You don’t have to spend money on unnecessary items

  Giveaways?  Nope.  Center pieces?  Nope.  Candies?  Nope.  A DJ?  Nope.  You don’t have to skim Etsy for any of the weird, non-essential wedding pieces if you elope.  None of that matters.  The only things that are going to matter are the things you want to fill your day with.  You want to have that fancy breakfast with your family?  Go for it.  You want to spend a little extra money on your elopement photographer?  Do it.  No one ever keeps shot glasses with your initials on it anyway, so why waste the money?

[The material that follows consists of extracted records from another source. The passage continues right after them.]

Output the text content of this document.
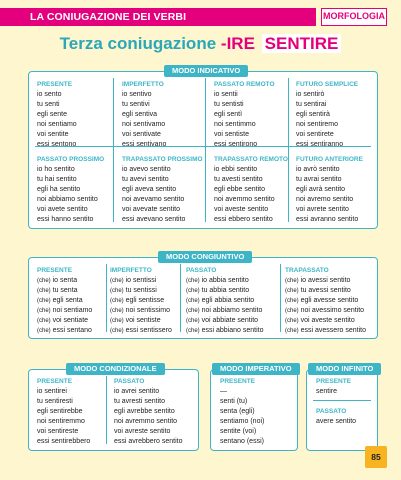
LA CONIUGAZIONE DEI VERBI	MORFOLOGIA
Terza coniugazione -IRE SENTIRE
MODO INDICATIVO
MODO CONGIUNTIVO
MODO CONDIZIONALE	MODO IMPERATIVO	MODO INFINITO
85
PRESENTE
io sento
tu senti
egli sente
noi sentiamo
voi sentite
essi sentono
IMPERFETTO
io sentivo
tu sentivi
egli sentiva
noi sentivamo
voi sentivate
essi sentivano
PASSATO REMOTO
io sentii
tu sentisti
egli sentì
noi sentimmo
voi sentiste
essi sentirono
FUTURO SEMPLICE
io sentirò
tu sentirai
egli sentirà
noi sentiremo
voi sentirete
essi sentiranno
PASSATO PROSSIMO
io ho sentito
tu hai sentito
egli ha sentito
noi abbiamo sentito
voi avete sentito
essi hanno sentito
TRAPASSATO PROSSIMO
io avevo sentito
tu avevi sentito
egli aveva sentito
noi avevamo sentito
voi avevate sentito
essi avevano sentito
TRAPASSATO REMOTO
io ebbi sentito
tu avesti sentito
egli ebbe sentito
noi avemmo sentito
voi aveste sentito
essi ebbero sentito
FUTURO ANTERIORE
io avrò sentito
tu avrai sentito
egli avrà sentito
noi avremo sentito
voi avrete sentito
essi avranno sentito
PRESENTE
(che) io senta
(che) tu senta
(che) egli senta
(che) noi sentiamo
(che) voi sentiate
(che) essi sentano
IMPERFETTO
(che) io sentissi
(che) tu sentissi
(che) egli sentisse
(che) noi sentissimo
(che) voi sentiste
(che) essi sentissero
PASSATO
(che) io abbia sentito
(che) tu abbia sentito
(che) egli abbia sentito
(che) noi abbiamo sentito
(che) voi abbiate sentito
(che) essi abbiano sentito
TRAPASSATO
(che) io avessi sentito
(che) tu avessi sentito
(che) egli avesse sentito
(che) noi avessimo sentito
(che) voi aveste sentito
(che) essi avessero sentito
PRESENTE
io sentirei
tu sentiresti
egli sentirebbe
noi sentiremmo
voi sentireste
essi sentirebbero
PASSATO
io avrei sentito
tu avresti sentito
egli avrebbe sentito
noi avremmo sentito
voi avreste sentito
essi avrebbero sentito
PRESENTE
—
senti (tu)
senta (egli)
sentiamo (noi)
sentite (voi)
sentano (essi)
PRESENTE
sentire
PASSATO
avere sentito
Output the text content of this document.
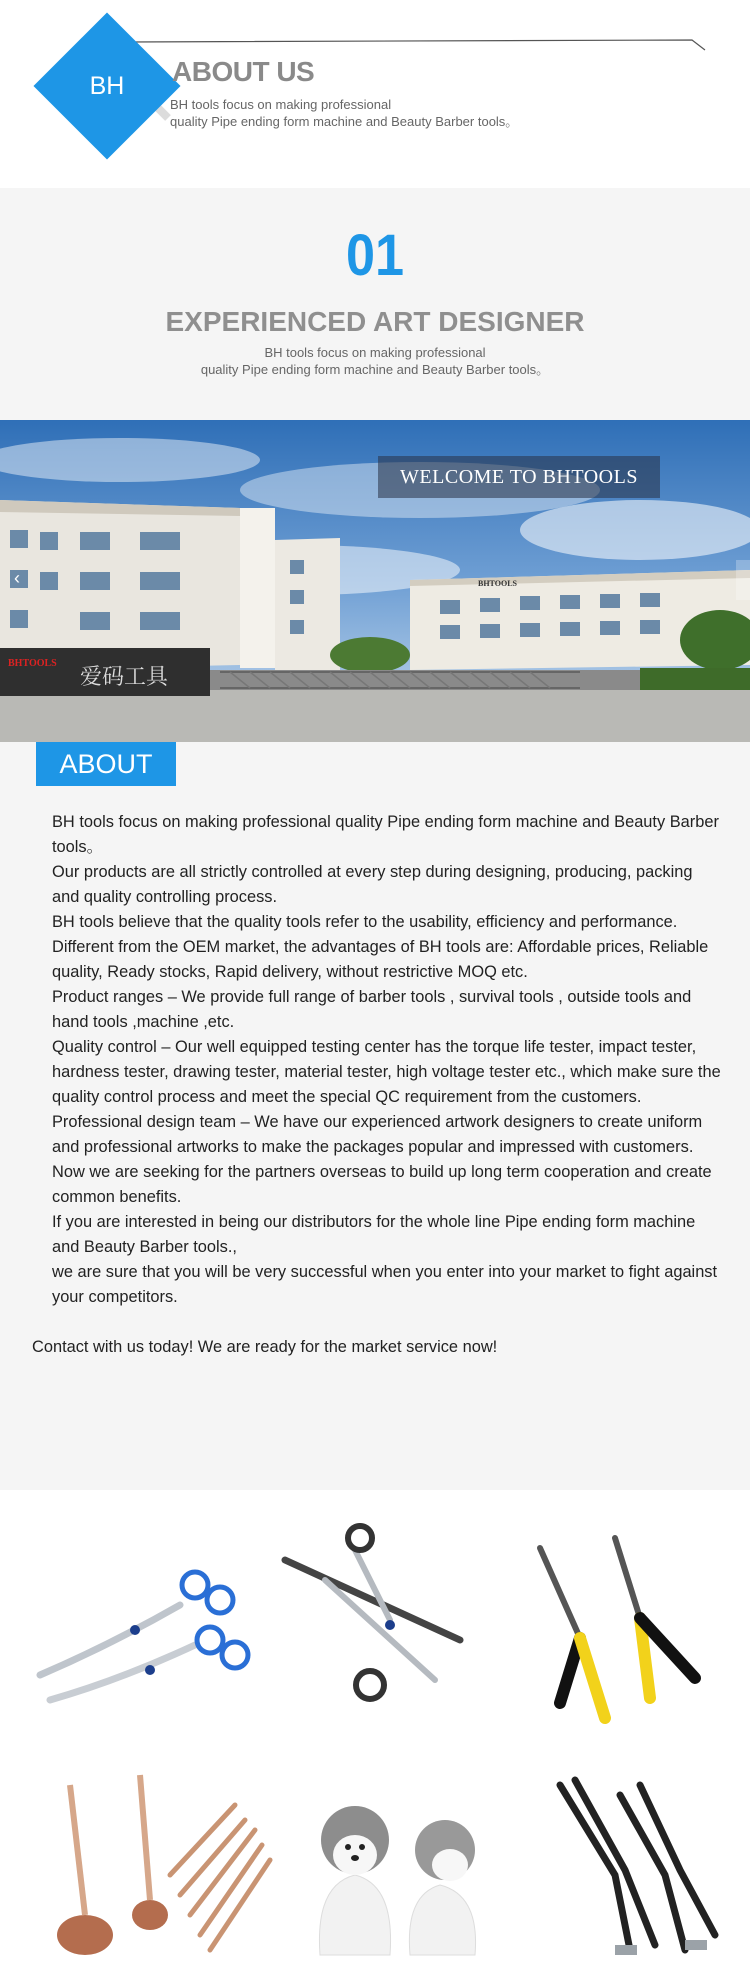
BH	ABOUT US
BH tools focus on making professional
quality Pipe ending form machine and Beauty Barber tools。
01
EXPERIENCED ART DESIGNER
BH tools focus on making professional
quality Pipe ending form machine and Beauty Barber tools。
BHTOOLS
BHTOOLS
爱码工具
WELCOME TO BHTOOLS
‹
ABOUT

BH tools focus on making professional quality Pipe ending form machine and Beauty Barber tools。

Our products are all strictly controlled at every step during designing, producing, packing and quality controlling process.

BH tools believe that the quality tools refer to the usability, efficiency and performance. Different from the OEM market, the advantages of BH tools are: Affordable prices, Reliable quality, Ready stocks, Rapid delivery, without restrictive MOQ etc.

Product ranges – We provide full range of barber tools , survival tools , outside tools and hand tools ,machine ,etc.

Quality control – Our well equipped testing center has the torque life tester, impact tester, hardness tester, drawing tester, material tester, high voltage tester etc., which make sure the quality control process and meet the special QC requirement from the customers.

Professional design team – We have our experienced artwork designers to create uniform and professional artworks to make the packages popular and impressed with customers.

Now we are seeking for the partners overseas to build up long term cooperation and create common benefits.

If you are interested in being our distributors for the whole line Pipe ending form machine and Beauty Barber tools.,

we are sure that you will be very successful when you enter into your market to fight against your competitors.

Contact with us today! We are ready for the market service now!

You can spend more money on a destination wedding

  We did our destination elopement wedding in Copenhagen, Denmark.  It was relatively expensive for us because of the money conversion, but as far as expenses for elopement versus a wedding?  Nothing compares.  Our wedding turned into a vacation for our family, and we were all able to enjoy the city together.  We were married in the Copenhagen Wedding Chapel at their city hall, and it was just beautiful seeing all of the couples there ready to say their vows to each other.

  I’m not trying to talk down big weddings.  If it’s for you, then it’s for you.  If you had one, then I’m betting it was one of the best days of your lives.  Especially if you’re sitting here disagreeing with everything I’ve been saying.  I’m just saying that for those who are introverted like myself, elopements are the way to go.  It’s just you and your partner, till death do you part.